Как нырнул Иноземцев после подъема флага в машинное отделение, так и застрял там на весь день. Распределение проверить, форсунки прокачать — вечная морока с дизелями. Конечно, можно было бы покрутиться малость, отдать распоряжения и уйти — старшина группы Фарафонов службу знает, к матчасти внимателен. Но хочет Иноземцев своими глазами всюду заглянуть, своими руками потрогать замасленный, черный от нагара рабочий металл.
Около полудня слышал разрывы бомб и напряженный разговор зениток. Опять бомбили Кронштадт. Иноземцев нервничал, торопил мотористов — ведь каждую минуту мог понадобиться ход. И надо же — только стали прокачивать топливный насос, как увидели: протекает магистраль. Ну, вообще-то неудивительно — после стольких бомбежек и взрывов мин. Другое удивительно: как выдержал корпус, не потекли дейдвуды, не разнесло к чертовой бабушке гребные валы?
Ладно. Нашли лопнувшую топливную трубочку, заменили ее. Прокачали снова насос — теперь нормально. А уж склянки наверху отбили, и громовой голос боцмана прошиб все стуки и звуки работающих механизмов: «Команде ужинать!» Пожелал Иноземцев чумазым своим мотористам приятного аппетита и пошел к себе в каюту руки отмывать.
А навстречу — лейтенант Слюсарь, сосед по каюте. В море штурман ни на миг не оторвется от путевой карты, сутками бодрствует за прокладочным столом, и пальцы его с наколкой от большого к мизинцу: «Г-р-и-ш-а» не выпускают транспортира и измерителя. Но когда корабль стоит у стенки, Слюсарь чудит.
Вот и сейчас: загородил Иноземцеву дорогу в коридоре, а фигура у Слюсаря широкая, такую, как говорится, на кривых оглоблях не объедешь, — загородил дорогу и развлекается:
— Механики, мазурики, в дерьме, в мазуте, в сурике…
— Да пусти же, — пытается отодвинуть его Иноземцев. — Фу ты, тяжелый какой.
— Ну, давай, механикус, — подзадоривает Слюсарь, — кто кого?
— Грубая физическая сила, с трудом сдерживаемая слабым рассудком, — посмеивается Иноземцев.

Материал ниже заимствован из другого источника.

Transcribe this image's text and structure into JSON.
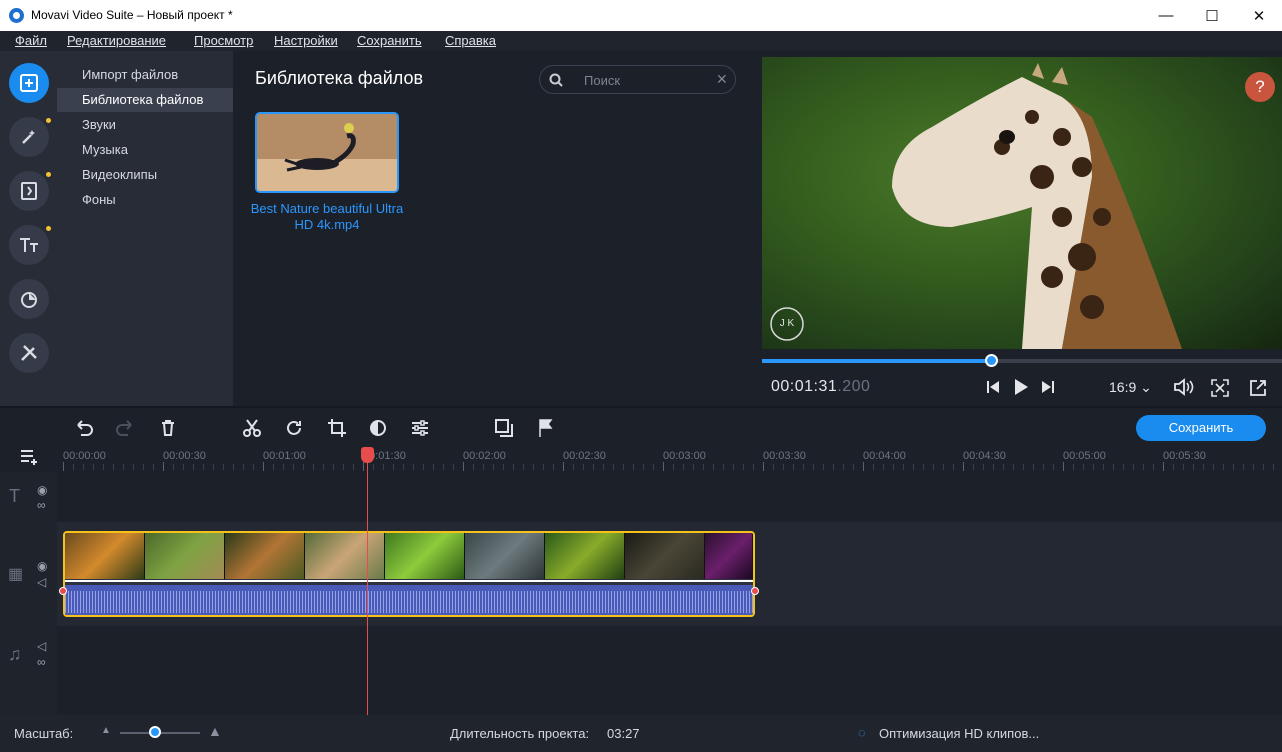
{
  "window": {
    "title": "Movavi Video Suite – Новый проект *",
    "minimize": "—",
    "maximize": "☐",
    "close": "✕"
  },
  "menu": [
    "Файл",
    "Редактирование",
    "Просмотр",
    "Настройки",
    "Сохранить",
    "Справка"
  ],
  "sidebar_tools": [
    {
      "name": "import-icon",
      "active": true,
      "dot": false
    },
    {
      "name": "magic-wand-icon",
      "active": false,
      "dot": true
    },
    {
      "name": "transitions-icon",
      "active": false,
      "dot": true
    },
    {
      "name": "titles-icon",
      "active": false,
      "dot": true
    },
    {
      "name": "filters-icon",
      "active": false,
      "dot": false
    },
    {
      "name": "tools-icon",
      "active": false,
      "dot": false
    }
  ],
  "categories": [
    "Импорт файлов",
    "Библиотека файлов",
    "Звуки",
    "Музыка",
    "Видеоклипы",
    "Фоны"
  ],
  "active_category": 1,
  "library": {
    "title": "Библиотека файлов",
    "search_placeholder": "Поиск",
    "file_label": "Best Nature beautiful Ultra HD 4k.mp4"
  },
  "player": {
    "help": "?",
    "time_main": "00:01:31",
    "time_ms": ".200",
    "aspect": "16:9 ⌄",
    "progress": 0.44,
    "watermark": "J K"
  },
  "toolbar": {
    "save_label": "Сохранить"
  },
  "ruler_ticks": [
    "00:00:00",
    "00:00:30",
    "00:01:00",
    "00:01:30",
    "00:02:00",
    "00:02:30",
    "00:03:00",
    "00:03:30",
    "00:04:00",
    "00:04:30",
    "00:05:00",
    "00:05:30"
  ],
  "status": {
    "zoom_label": "Масштаб:",
    "zoom_level": 0.44,
    "duration_label": "Длительность проекта:",
    "duration_value": "03:27",
    "optimization": "Оптимизация HD клипов..."
  },
  "colors": {
    "accent": "#1a8cf0",
    "clip_border": "#f5c21a",
    "playhead": "#e84d4d",
    "help_button": "#c9553e"
  }
}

Слюсарь с хохотом удаляется в кают-компанию.
Коричневые от машинного масла руки отмываются плохо. Мылит, мылит их Иноземцев — а все скользкие. Ну, хватит (думает он), после войны отмою… С полотенцем в руках взглядывает в иллюминатор на меркнущее небо, на расстрелянный артогнем, умирающий вечер — и застывает вдруг. Тревога, отодвинутая дневными делами, подступает снова.
Четыре письма ожидало его на кронштадтской почте — от матери, от Людмилы и два — от Таньки.